I like swimming. Despite being incapable of putting my head under water without a panic-attack, I find the repetitive nature of swimming deeply relaxing and excellent for thinking. It is also the only time I am ever separated from my iPhone, which is in itself a positive thing.
The only downside to swimming in a busy municipal pool, is the frequency with which one bumps into acquaintances. For some reason it is far more comfortable to don a bathing suit before complete strangers, than it is to wear one in front of people you see socially. Pool-side showering feels uncomfortably intimate when sandwiched between Councillor Williams and the man who sweeps my chimney (that’s not a euphemism, he really is my chimney sweep).
I recently took the children to a swimming party which, although very jolly, caused a ripple of anxiety across some of the guests, who wondered if wearing a maternity costume was still acceptable two years after the last baby had arrived (it isn’t). Dismissing my habitual floral monstrosity as too mumsy, and my black Speedo as too functional, I threw my credit-card at the problem and bought a fifties-style suit with support in all the right places.
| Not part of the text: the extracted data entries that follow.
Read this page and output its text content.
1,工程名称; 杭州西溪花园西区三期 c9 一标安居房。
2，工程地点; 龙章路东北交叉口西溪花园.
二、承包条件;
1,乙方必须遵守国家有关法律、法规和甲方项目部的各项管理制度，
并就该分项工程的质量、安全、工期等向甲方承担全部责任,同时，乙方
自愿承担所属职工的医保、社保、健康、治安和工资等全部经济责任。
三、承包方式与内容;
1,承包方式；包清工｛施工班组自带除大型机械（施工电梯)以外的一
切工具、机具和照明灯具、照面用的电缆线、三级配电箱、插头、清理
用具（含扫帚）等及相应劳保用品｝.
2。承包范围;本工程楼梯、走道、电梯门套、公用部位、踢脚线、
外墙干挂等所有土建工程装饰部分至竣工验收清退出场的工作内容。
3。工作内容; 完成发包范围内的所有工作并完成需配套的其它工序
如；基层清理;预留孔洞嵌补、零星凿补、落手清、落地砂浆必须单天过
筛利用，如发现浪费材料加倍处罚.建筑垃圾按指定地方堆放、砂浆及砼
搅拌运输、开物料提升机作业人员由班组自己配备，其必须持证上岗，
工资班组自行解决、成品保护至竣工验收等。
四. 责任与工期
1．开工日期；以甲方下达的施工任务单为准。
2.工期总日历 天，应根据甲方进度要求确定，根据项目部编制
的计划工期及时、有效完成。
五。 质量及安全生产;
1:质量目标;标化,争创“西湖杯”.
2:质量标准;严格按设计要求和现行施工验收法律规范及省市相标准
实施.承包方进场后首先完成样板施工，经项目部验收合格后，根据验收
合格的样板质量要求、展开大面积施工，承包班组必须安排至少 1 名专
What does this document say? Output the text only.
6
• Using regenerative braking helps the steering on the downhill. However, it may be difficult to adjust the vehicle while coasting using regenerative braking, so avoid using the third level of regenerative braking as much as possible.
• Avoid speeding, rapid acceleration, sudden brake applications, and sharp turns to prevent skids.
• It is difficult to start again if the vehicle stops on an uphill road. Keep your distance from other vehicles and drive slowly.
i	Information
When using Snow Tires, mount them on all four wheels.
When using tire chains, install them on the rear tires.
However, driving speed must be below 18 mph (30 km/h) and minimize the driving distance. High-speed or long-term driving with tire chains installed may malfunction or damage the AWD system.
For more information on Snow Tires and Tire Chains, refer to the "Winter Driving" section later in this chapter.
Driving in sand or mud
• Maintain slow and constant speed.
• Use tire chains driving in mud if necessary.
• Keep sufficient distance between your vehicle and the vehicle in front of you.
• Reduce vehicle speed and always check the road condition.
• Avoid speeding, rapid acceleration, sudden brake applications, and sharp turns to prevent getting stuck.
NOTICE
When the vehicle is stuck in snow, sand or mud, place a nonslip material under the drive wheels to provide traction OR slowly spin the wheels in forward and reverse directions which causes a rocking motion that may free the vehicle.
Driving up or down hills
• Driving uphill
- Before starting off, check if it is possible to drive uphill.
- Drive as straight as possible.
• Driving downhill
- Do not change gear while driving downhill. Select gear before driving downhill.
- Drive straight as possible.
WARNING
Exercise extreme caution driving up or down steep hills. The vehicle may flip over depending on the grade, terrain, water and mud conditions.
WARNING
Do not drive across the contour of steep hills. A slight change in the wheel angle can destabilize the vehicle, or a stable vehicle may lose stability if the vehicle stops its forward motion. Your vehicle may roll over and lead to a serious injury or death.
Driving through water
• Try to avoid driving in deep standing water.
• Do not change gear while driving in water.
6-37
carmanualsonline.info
My local leisure centre raises the floor of the pool for toddlers, which means the only way to ensure one’s wobbly bits are safely hidden beneath the water is to lie on the bottom like a halibut. I lay like this for some time, returning to a vertical position only to catch up with all those parents I hadn’t seen since the last party. And therein lay my etiquette conundrum. I have blogged previously about my predilection for cheek-kissing; it is something I instinctively do when meeting a friend or acquaintance. Thus I abandoned my flat-fish impression to say hello to a friend’s husband, automatically leaning forward to kiss him. It was only then that I realised how wildly inappropriate such contact feels when you’re both sopping wet and wearing bathing costumes. I wondered briefly if I may be contravening the ‘no petting’ rule. Too late to change tactics I made the kiss as swift as possible, sticking out my bottom like a duck in case our damp groins should inadvertently touch.
I have consigned social kissing to dry land with immediate effect, so if you catch me in the pool and I greet you with nothing more than a cheery wave and a swift back-stroke in the opposite direction, please don’t be offended. I’ll pucker up once you’ve got your clothes on.